So, one day I was using too much list & wondered why we can’t use dict all the time when it has O(1) time complexity.
Instead of pondering I tried to measure things myself & see. I ended up measuring access time in a dict & in a list. Below is the code.
import time
d = dict()
for i in range(10000000):
d[i] = True
e = list()
for i in range(10000000):
e.append(i)
t1 = time.time()
print("Found :)" if 45423 in d else "Not found :(")
t2 = time.time()
print("Time taken by dict : ", (t2 - t1))
t1 = time.time()
print("Found :)" if 45423 in e else "Not found :(")
t2 = time.time()
print("Time taken by list : ", (t2 - t1))
Now time to decide the winner and the results are as follows.

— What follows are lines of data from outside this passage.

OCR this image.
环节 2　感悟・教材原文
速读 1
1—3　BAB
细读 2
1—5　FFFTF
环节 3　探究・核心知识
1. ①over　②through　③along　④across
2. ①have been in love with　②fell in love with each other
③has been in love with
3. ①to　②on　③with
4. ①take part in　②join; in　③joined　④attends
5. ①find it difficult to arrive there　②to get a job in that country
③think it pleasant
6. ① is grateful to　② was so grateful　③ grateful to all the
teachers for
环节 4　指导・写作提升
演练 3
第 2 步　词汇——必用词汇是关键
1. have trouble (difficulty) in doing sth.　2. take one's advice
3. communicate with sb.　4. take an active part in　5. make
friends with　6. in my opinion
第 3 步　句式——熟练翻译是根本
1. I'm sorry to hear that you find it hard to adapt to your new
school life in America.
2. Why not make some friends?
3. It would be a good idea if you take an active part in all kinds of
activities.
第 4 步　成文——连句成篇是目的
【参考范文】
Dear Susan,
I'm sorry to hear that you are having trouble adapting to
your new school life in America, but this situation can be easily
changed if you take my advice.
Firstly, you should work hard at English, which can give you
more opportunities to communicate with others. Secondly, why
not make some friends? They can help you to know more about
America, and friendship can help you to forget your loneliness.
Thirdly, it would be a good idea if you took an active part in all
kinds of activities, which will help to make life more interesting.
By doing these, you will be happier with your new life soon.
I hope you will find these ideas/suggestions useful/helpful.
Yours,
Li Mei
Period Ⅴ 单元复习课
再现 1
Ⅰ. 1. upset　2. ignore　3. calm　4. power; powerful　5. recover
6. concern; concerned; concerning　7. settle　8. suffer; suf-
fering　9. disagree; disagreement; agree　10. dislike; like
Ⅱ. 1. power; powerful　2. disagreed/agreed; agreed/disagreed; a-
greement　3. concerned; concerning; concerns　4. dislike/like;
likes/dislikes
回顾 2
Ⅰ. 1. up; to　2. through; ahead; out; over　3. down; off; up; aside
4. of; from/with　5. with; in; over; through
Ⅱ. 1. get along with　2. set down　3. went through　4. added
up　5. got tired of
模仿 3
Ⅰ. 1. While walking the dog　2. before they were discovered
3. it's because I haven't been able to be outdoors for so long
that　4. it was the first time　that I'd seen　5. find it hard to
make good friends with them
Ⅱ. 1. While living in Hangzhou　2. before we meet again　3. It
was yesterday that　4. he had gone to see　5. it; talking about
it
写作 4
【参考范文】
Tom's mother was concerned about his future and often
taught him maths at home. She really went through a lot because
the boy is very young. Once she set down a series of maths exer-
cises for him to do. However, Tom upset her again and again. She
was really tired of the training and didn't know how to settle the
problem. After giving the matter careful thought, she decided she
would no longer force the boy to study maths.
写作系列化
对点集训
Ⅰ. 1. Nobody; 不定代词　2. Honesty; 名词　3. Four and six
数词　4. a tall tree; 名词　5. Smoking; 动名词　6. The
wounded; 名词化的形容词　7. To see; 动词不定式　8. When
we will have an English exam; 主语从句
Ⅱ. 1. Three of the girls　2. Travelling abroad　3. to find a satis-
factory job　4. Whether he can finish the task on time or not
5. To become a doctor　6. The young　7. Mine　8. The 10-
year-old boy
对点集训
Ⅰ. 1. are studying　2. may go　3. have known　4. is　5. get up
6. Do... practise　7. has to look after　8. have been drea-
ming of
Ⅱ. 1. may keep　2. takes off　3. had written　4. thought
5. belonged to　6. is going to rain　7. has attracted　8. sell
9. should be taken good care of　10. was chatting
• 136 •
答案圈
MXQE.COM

C:\Users\pankaj.kum\Documents\python-scripts>python dict_vs_list.py
Found :)
Time taken by dict : 0.0
Found :)
Time taken by list : 0.0009982585906982422
C:\Users\pankaj.kum\Documents\python-scripts>python dict_vs_list.py
Found :)
Time taken by dict : 0.0
Found :)
Time taken by list : 0.0010042190551757812
C:\Users\pankaj.kum\Documents\python-scripts>python dict_vs_list.py
Found :)
Time taken by dict : 0.0
Found :)
Time taken by list : 0.0009982585906982422
C:\Users\pankaj.kum\Documents\python-scripts>python dict_vs_list.py
Found :)
Time taken by dict : 0.0
Found :)
Time taken by list : 0.0010023117065429688
Dict takes very less time ~ 0 seconds.
So, dict or hashed map of unordered type should be convenient to use wherever you have large accessing over an array of elements. But, how to use it.

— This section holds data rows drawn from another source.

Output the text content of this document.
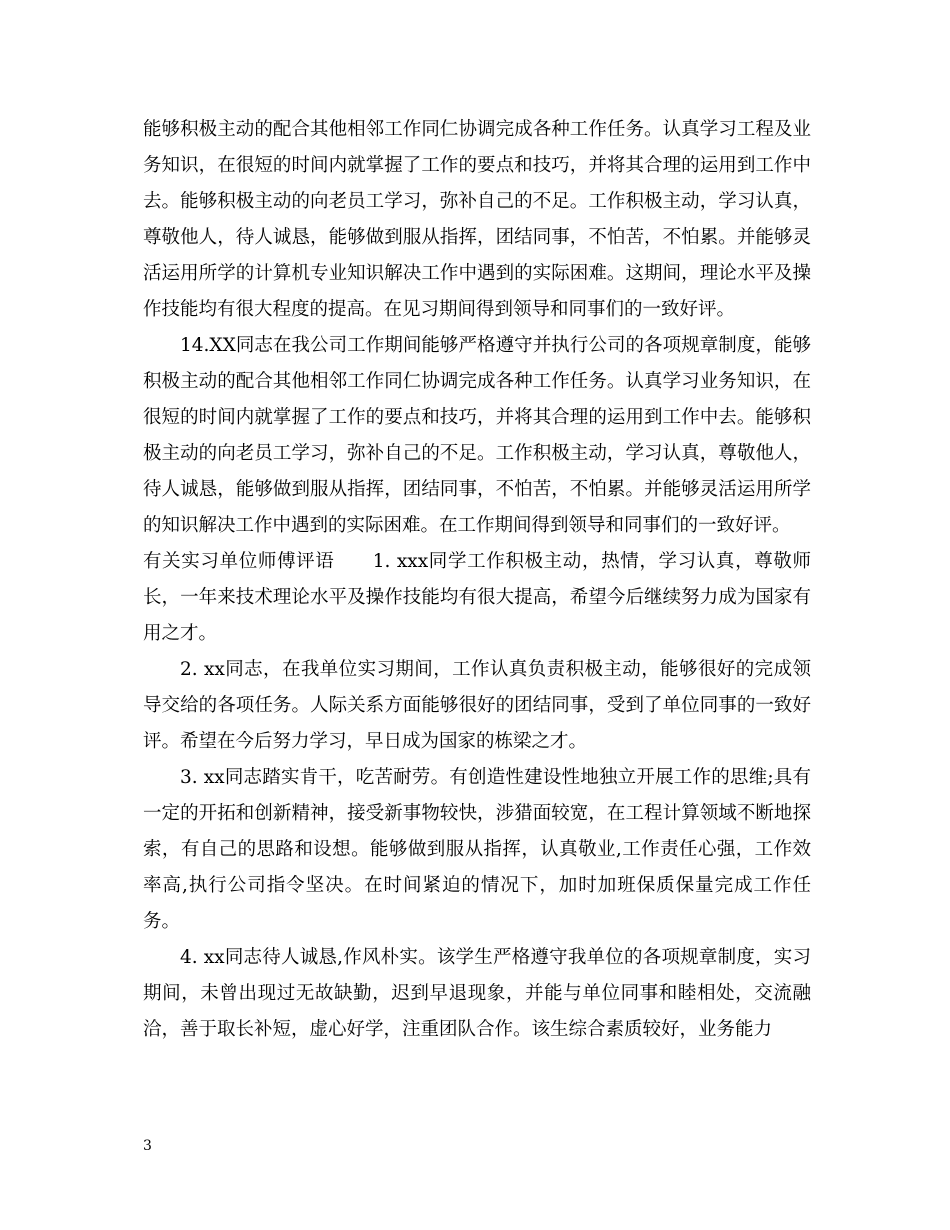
能够积极主动的配合其他相邻工作同仁协调完成各种工作任务。认真学习工程及业务知识，在很短的时间内就掌握了工作的要点和技巧，并将其合理的运用到工作中去。能够积极主动的向老员工学习，弥补自己的不足。工作积极主动，学习认真，尊敬他人，待人诚恳，能够做到服从指挥，团结同事，不怕苦，不怕累。并能够灵活运用所学的计算机专业知识解决工作中遇到的实际困难。这期间，理论水平及操作技能均有很大程度的提高。在见习期间得到领导和同事们的一致好评。

14.XX同志在我公司工作期间能够严格遵守并执行公司的各项规章制度，能够积极主动的配合其他相邻工作同仁协调完成各种工作任务。认真学习业务知识，在很短的时间内就掌握了工作的要点和技巧，并将其合理的运用到工作中去。能够积极主动的向老员工学习，弥补自己的不足。工作积极主动，学习认真，尊敬他人，待人诚恳，能够做到服从指挥，团结同事，不怕苦，不怕累。并能够灵活运用所学的知识解决工作中遇到的实际困难。在工作期间得到领导和同事们的一致好评。

有关实习单位师傅评语　　1. xxx同学工作积极主动，热情，学习认真，尊敬师长，一年来技术理论水平及操作技能均有很大提高，希望今后继续努力成为国家有用之才。

2. xx同志，在我单位实习期间，工作认真负责积极主动，能够很好的完成领导交给的各项任务。人际关系方面能够很好的团结同事，受到了单位同事的一致好评。希望在今后努力学习，早日成为国家的栋梁之才。

3. xx同志踏实肯干，吃苦耐劳。有创造性建设性地独立开展工作的思维;具有一定的开拓和创新精神，接受新事物较快，涉猎面较宽，在工程计算领域不断地探索，有自己的思路和设想。能够做到服从指挥，认真敬业,工作责任心强，工作效率高,执行公司指令坚决。在时间紧迫的情况下，加时加班保质保量完成工作任务。

4. xx同志待人诚恳,作风朴实。该学生严格遵守我单位的各项规章制度，实习期间，未曾出现过无故缺勤，迟到早退现象，并能与单位同事和睦相处，交流融洽，善于取长补短，虚心好学，注重团队合作。该生综合素质较好，业务能力

3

Lets assume you have list of numbers to take care of like [1, 1, 2, 3, 5, 8]. No cookies for guessing its’ Fibonacci numbers.
# Usual approach
fibList = list()
fibList.append(1)
fibList.append(1)
fibList.append(2)
fibList.append(3)
fibList.append(5)
fibList.append(8)
# You can generate it using any simple looping as well
# Dict approach
fibDict = dict()
fibDict[1] = True
fibDict[1] = True
fibDict[2] = True
fibDict[3] = True
fibDict[5] = True
fibDict[8] = True
# Assign the lightweight True or anything throwaway
I wonder why we don’t use it all the time & ditch list straight away. Here’s the catch.
Whenever the order or permutation of numbers is super important & can’t be accepted in any haphazard order we use list instead of dict.
Universal data structure truth
So, why did I suggested it in first place. Well, there are instances in your life when you have to travel by speed of life through your data structure & you don’t give a damn which piece of it was first.
Python dict or any language’s associative array uses a hash function which calculates address for storing. You store it there & wherever you demand for the stored value using its key the address is calculated (which is a one to one function). You directly go to the required memory location instead of looking all through the data structure. Blazing fast !
Well, what if I need to access it very fast & persist the order at the same time.
Use trees
Trees are data structures which give search O(log(n)) time complexity for searching throughout the data structure.
More specifically self balancing trees like the Red black trees.
That comes out of the box with C++ STL in std::map . I think you’ll have to implement something like this yourself when using python. Tell me if I am wrong or missing something.